For Reel

The Ascent (1977)
August 8, 2012, 11:31 pm
Filed under: Reviews | Tags: , ,

Director: Larisa Shepitko

A pair of Soviet partisans trek through blinding snow in search of food for their squad in The Ascent, Larisa Shepitko’s fourth and final feature film and the winner of the Golden Bear at the Berlin International Film Festival in 1977. The two men – Boris Plotnikov as the noble, stoic hero, and Vladimir Gostyukhin as the craven survivalist – are soon captured by a German patrol and find themselves under interrogation from a traitor played by Tarkovsky regular Anatoli Solonitsyn. In the final moments of the picture, an inconsequential observer shouts “Judas” at Gostyukhin, further accentuating the already overstated religious allegory that sees Plotnikov as the holy figure and Gostyukhin as his betrayer.

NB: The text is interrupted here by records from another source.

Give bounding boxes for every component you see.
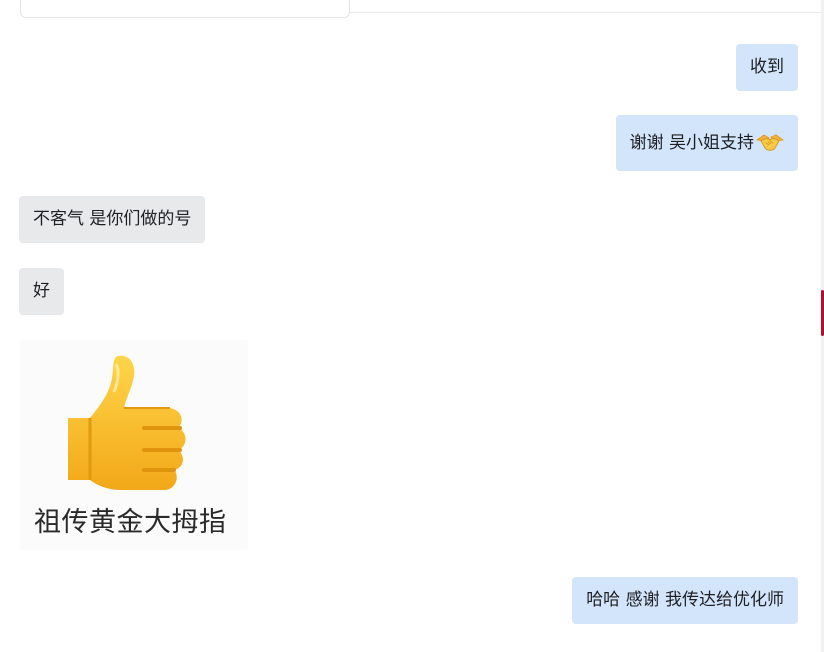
thumbs-up-icon: [68, 355, 186, 490]
sticker-message[interactable]: 祖传黄金大拇指: [20, 340, 248, 550]
message-text: 不客气 是你们做的号: [33, 209, 192, 229]
header-divider: [350, 12, 824, 13]
message-bubble-outgoing[interactable]: 哈哈 感谢 我传达给优化师: [572, 577, 798, 624]
message-bubble-incoming[interactable]: 不客气 是你们做的号: [19, 196, 206, 243]
message-text: 谢谢 吴小姐支持: [629, 133, 754, 153]
message-bubble-incoming[interactable]: 好: [19, 268, 64, 315]
sticker-caption: 祖传黄金大拇指: [34, 507, 227, 538]
message-text: 好: [33, 281, 50, 301]
message-text: 收到: [750, 57, 784, 77]
message-bubble-outgoing[interactable]: 收到: [736, 44, 798, 91]
handshake-icon: [756, 134, 784, 151]
previous-message-card[interactable]: [20, 0, 350, 18]
message-text: 哈哈 感谢 我传达给优化师: [586, 590, 784, 610]
message-bubble-outgoing[interactable]: 谢谢 吴小姐支持: [615, 115, 798, 171]
chat-window: 收到 谢谢 吴小姐支持 不客气 是你们做的号 好 祖传黄金大拇指 哈哈 感谢 我…: [0, 0, 824, 652]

To depict the nobility of suffering under these terms seems fairly tasteless – given the extraordinary causalities faced by the Soviet Union during World War II, one can’t help but feel that championing such atrocities as being somehow transcendental is completely wrong-headed. Though Shepitko ultimately allows the audience to feel some compassion for the Judas figure, he is too often reduced to a sniveling coward, vilifying a man who is in a position that should inherently allow for some moral leeway. Considering that her Wings is a masterpiece of restraint, it comes as a disappointment that Shepitko’s final feature is both exploitative and slight, with the simple-minded duality of the story amounting to very little in the end.